Logo, a eleição de 1989 consolidou-se como marco da vontade popular; a vitória após um longo período de lutas para que a voz do povo se manifestasse nas urnas; o reencontro do Brasil com a democracia e da Nação com a liberdade.
Colégio Eleitoral – Antes, entretanto, é pertinente que se faça ressalva à eleição de Tancredo Neves, em 15 de janeiro de 1985, que pôs fim à ditadura no Brasil.

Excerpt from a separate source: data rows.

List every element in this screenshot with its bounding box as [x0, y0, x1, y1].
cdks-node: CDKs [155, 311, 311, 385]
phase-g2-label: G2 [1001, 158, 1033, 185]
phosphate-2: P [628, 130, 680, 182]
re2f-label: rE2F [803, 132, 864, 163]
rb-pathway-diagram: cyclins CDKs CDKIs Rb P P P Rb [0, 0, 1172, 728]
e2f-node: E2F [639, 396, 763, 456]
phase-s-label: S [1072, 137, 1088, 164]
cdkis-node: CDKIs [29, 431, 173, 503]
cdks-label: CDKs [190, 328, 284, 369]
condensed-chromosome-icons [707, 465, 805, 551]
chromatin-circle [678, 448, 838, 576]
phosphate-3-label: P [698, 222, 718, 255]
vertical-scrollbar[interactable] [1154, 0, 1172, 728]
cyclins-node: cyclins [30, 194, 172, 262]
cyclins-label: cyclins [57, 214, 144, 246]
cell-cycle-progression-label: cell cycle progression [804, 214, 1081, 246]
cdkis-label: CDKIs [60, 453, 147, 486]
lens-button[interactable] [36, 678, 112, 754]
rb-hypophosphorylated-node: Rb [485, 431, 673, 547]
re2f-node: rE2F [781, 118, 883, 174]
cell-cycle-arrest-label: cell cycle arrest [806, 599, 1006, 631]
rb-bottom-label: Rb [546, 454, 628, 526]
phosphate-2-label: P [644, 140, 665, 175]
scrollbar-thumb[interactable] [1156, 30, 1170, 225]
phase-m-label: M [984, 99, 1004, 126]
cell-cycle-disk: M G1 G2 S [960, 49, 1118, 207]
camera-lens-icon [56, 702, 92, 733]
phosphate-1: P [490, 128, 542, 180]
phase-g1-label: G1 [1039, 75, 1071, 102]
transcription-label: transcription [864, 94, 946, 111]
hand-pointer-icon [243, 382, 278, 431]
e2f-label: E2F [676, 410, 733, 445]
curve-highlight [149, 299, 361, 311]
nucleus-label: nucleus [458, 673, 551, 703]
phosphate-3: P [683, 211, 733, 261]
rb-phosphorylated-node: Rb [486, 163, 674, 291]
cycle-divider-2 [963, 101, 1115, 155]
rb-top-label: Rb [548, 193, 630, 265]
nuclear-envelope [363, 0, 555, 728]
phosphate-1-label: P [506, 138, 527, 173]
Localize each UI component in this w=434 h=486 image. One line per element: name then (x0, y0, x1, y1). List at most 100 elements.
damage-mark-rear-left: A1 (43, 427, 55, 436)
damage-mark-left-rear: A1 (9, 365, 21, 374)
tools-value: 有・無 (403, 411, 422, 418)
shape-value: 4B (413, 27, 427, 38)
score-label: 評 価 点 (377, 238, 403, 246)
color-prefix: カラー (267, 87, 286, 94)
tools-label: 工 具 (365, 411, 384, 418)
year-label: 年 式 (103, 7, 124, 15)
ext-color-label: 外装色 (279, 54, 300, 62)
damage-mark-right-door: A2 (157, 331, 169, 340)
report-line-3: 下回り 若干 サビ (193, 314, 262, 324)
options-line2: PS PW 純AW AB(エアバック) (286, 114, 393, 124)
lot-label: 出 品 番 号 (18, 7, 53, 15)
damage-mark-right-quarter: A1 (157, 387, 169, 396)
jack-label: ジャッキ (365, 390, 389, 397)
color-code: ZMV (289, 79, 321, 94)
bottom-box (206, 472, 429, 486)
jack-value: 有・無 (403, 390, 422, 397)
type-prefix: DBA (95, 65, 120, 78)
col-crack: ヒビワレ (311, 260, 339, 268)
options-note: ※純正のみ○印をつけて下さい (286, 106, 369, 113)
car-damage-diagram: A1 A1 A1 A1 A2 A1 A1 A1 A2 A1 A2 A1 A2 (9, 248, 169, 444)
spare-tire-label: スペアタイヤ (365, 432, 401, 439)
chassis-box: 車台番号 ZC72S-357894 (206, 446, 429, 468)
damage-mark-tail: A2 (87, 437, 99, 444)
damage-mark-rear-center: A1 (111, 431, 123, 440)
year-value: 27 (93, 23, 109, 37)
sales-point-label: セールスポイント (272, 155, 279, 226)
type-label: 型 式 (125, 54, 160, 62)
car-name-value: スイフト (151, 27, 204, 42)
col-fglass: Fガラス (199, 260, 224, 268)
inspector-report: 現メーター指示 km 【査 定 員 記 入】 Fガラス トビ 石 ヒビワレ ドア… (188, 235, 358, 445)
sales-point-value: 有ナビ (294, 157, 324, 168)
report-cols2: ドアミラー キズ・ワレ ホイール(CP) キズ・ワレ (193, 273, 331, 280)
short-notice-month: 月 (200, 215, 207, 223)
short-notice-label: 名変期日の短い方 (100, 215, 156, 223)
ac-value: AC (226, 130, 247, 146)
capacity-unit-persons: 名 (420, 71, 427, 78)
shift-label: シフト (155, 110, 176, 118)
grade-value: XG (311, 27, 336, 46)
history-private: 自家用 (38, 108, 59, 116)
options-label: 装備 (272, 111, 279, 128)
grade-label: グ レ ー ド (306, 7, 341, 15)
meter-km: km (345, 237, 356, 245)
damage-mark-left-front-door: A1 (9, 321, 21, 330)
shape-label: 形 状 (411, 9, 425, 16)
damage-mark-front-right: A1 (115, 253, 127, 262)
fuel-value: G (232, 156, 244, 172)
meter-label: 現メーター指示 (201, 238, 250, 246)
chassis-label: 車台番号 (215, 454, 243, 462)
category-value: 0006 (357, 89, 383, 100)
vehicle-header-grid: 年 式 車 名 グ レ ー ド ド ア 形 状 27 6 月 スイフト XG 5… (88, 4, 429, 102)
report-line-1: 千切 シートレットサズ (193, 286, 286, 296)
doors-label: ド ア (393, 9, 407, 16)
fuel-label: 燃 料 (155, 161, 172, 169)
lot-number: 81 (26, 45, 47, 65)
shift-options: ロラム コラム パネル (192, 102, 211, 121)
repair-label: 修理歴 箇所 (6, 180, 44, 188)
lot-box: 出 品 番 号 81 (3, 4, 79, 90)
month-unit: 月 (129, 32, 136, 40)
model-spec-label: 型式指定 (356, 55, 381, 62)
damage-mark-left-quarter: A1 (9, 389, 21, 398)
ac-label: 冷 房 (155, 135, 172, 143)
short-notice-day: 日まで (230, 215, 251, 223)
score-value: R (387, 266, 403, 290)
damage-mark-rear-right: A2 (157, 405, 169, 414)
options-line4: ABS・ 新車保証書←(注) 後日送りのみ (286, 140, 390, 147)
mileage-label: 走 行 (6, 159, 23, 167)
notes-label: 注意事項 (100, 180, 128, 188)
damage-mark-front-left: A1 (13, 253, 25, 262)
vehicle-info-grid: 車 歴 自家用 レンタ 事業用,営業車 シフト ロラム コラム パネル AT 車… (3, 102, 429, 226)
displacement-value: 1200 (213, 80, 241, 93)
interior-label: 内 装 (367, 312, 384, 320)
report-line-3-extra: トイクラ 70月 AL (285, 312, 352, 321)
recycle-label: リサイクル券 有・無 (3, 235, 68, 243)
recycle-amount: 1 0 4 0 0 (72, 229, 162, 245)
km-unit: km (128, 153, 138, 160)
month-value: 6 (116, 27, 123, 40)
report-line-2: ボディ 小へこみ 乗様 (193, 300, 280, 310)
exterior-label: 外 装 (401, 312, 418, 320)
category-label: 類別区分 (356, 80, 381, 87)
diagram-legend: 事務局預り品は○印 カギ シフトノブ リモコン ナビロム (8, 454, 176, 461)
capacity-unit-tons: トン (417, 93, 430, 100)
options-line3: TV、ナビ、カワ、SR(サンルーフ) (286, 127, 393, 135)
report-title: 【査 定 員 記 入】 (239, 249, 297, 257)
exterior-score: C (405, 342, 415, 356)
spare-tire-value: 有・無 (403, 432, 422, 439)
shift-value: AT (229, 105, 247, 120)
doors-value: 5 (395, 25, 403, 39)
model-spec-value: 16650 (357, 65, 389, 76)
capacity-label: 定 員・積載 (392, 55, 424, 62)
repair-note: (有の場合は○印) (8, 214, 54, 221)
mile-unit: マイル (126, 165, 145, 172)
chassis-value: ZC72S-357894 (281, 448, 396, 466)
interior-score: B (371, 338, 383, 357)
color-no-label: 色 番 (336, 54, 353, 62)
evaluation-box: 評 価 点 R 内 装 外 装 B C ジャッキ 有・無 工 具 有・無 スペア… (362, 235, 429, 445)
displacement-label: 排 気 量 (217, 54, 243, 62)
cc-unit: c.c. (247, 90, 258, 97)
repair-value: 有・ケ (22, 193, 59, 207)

A vitória do peemedebista Tancredo teria sido (e uma corrente de cientistas políticos considera que de fato foi) a efetiva janela da redemocratização, salvo pela circunstância de ter ocorrido pela via indireta do Colégio Eleitoral. Além disso, o fato do velho líder da oposição não ter tomado posse, mas sim o vice José Sarney, antigo aliado dos militares, trouxe, de início, certa desconfiança.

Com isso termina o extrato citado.